FASHION – Addio ai jeans skinny
Foto 1
Foto 2
Foto 3
Foto 4

Signori, si cambia. Da quasi vent’anni a dettare legge sono stati i jeans “skinny”, quelli aderenti come una seconda pelle diventati oggetti di seduzione in chiave “denim”. Secondo la versione più accreditata erano nati nel corso della stagione autunno/inverno 2000/2001, quando Hedi Slimane, direttore creativo del brand “Yves Saint Laurent” li aveva mandati in passerella senza distinguere fra uomini e donne. Il passaggio dello stilista alla guida di “Dior Homme” fa il resto: è una rivoluzione a cui perfino Karl Lagerfeld dichiara di sentirsi attratto al punto di volersi mettere a dieta ferrea per riuscire a indossarli. Il problema è sempre stato un po’ quello, per uomini e per le donne: gli skinny nascono per pennellare fisici scolpiti e comunque filiformi e magrissimi, ma la moda è come il morbillo, e quando dilaga colpisce tutti indistintamente, con il risultato di vedere per strada cinquantenni con la pancia a prova di respiro trattenuto e i jeans attillati, o donne che alla palestra preferiscono la piadina fare lo stesso effetto “cono gelato”: gonfie sopra e strette sotto.
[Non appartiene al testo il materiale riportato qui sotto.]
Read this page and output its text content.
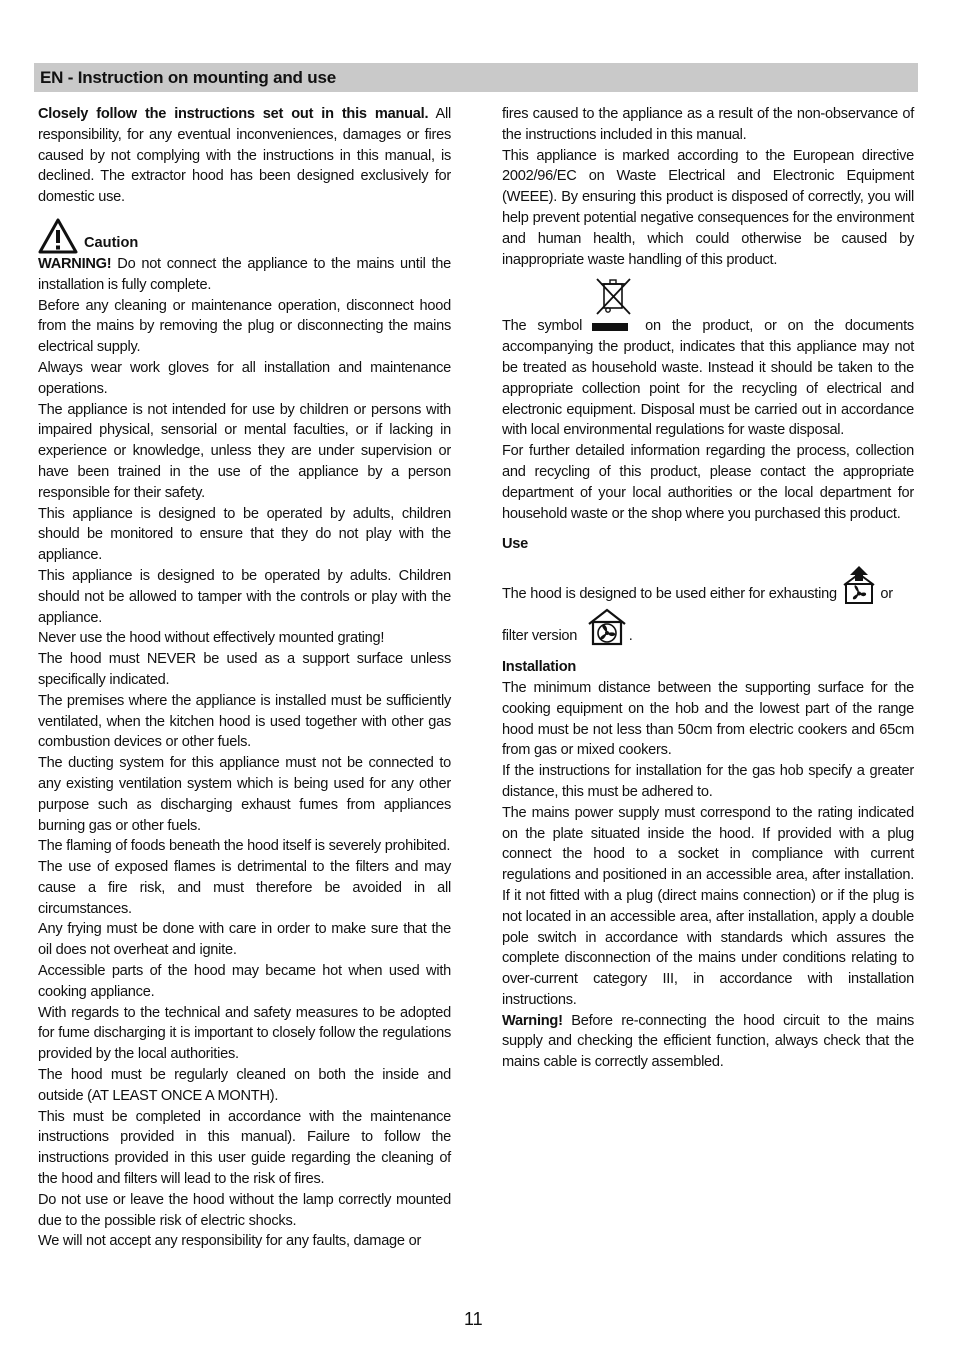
EN - Instruction on mounting and use

Closely follow the instructions set out in this manual. All responsibility, for any eventual inconveniences, damages or fires caused by not complying with the instructions in this manual, is declined. The extractor hood has been designed exclusively for domestic use.

Caution

WARNING! Do not connect the appliance to the mains until the installation is fully complete.

Before any cleaning or maintenance operation, disconnect hood from the mains by removing the plug or disconnecting the mains electrical supply.

Always wear work gloves for all installation and maintenance operations.

The appliance is not intended for use by children or persons with impaired physical, sensorial or mental faculties, or if lacking in experience or knowledge, unless they are under supervision or have been trained in the use of the appliance by a person responsible for their safety.

This appliance is designed to be operated by adults, children should be monitored to ensure that they do not play with the appliance.

This appliance is designed to be operated by adults. Children should not be allowed to tamper with the controls or play with the appliance.

Never use the hood without effectively mounted grating!

The hood must NEVER be used as a support surface unless specifically indicated.

The premises where the appliance is installed must be sufficiently ventilated, when the kitchen hood is used together with other gas combustion devices or other fuels.

The ducting system for this appliance must not be connected to any existing ventilation system which is being used for any other purpose such as discharging exhaust fumes from appliances burning gas or other fuels.

The flaming of foods beneath the hood itself is severely prohibited.

The use of exposed flames is detrimental to the filters and may cause a fire risk, and must therefore be avoided in all circumstances.

Any frying must be done with care in order to make sure that the oil does not overheat and ignite.

Accessible parts of the hood may became hot when used with cooking appliance.

With regards to the technical and safety measures to be adopted for fume discharging it is important to closely follow the regulations provided by the local authorities.

The hood must be regularly cleaned on both the inside and outside (AT LEAST ONCE A MONTH).

This must be completed in accordance with the maintenance instructions provided in this manual). Failure to follow the instructions provided in this user guide regarding the cleaning of the hood and filters will lead to the risk of fires.

Do not use or leave the hood without the lamp correctly mounted due to the possible risk of electric shocks.

We will not accept any responsibility for any faults, damage or

fires caused to the appliance as a result of the non-observance of the instructions included in this manual.

This appliance is marked according to the European directive 2002/96/EC on Waste Electrical and Electronic Equipment (WEEE). By ensuring this product is disposed of correctly, you will help prevent potential negative consequences for the environment and human health, which could otherwise be caused by inappropriate waste handling of this product.

The symbol	on the product, or on the documents accompanying the product, indicates that this appliance may not be treated as household waste. Instead it should be taken to the appropriate collection point for the recycling of electrical and electronic equipment. Disposal must be carried out in accordance with local environmental regulations for waste disposal.

For further detailed information regarding the process, collection and recycling of this product, please contact the appropriate department of your local authorities or the local department for household waste or the shop where you purchased this product.

Use

The hood is designed to be used either for exhausting	or

filter version	.

Installation

The minimum distance between the supporting surface for the cooking equipment on the hob and the lowest part of the range hood must be not less than 50cm from electric cookers and 65cm from gas or mixed cookers.

If the instructions for installation for the gas hob specify a greater distance, this must be adhered to.

The mains power supply must correspond to the rating indicated on the plate situated inside the hood. If provided with a plug connect the hood to a socket in compliance with current regulations and positioned in an accessible area, after installation. If it not fitted with a plug (direct mains connection) or if the plug is not located in an accessible area, after installation, apply a double pole switch in accordance with standards which assures the complete disconnection of the mains under conditions relating to over-current category III, in accordance with installation instructions.

Warning! Before re-connecting the hood circuit to the mains supply and checking the efficient function, always check that the mains cable is correctly assembled.

11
Bene, la buona notizia è che la pandemia in fase di allontanamento si sta portando via anche i pantaloni cuciti addosso, restituendo ancora una volta ai jeans lo straordinario potere di superare ogni moda e qualsiasi tendenza per essere pronti a interpretare i nuovi gusti. Eterni e nei secoli fedeli.

Anzi, ormai trovare skinny inizia ad essere difficile, sostituiti sempre di più sugli scaffali da jeans morbidi, comodi e confortevoli. Detto come si deve, gli “straight” a gamba dritta e normale che negli Stati Uniti rappresentano ormai quasi il 40% delle vendite totali, quando solo nel 2019 la stessa cifra rappresentava i modelli skinny. Secondo gli esperti, a scacciare il jeans da abbottonare trattenendo il fiato sarebbe stata proprio la pandemia, in particolare il lockdown, ovvero il periodo in cui l’umanità ha riscoperto il piacere di lavorare da casa in pigiama o di passare settimane intere con addosso una tuta calda e morbida.

A consacrare la nuova tendenza sono arrivate le immancabili passerelle, dove non c’è più traccia di jeans attillati, e soprattutto le celebrità, che sono da sempre le portabandiera dei nuovi trend. Tanto a loro sta bene tutto.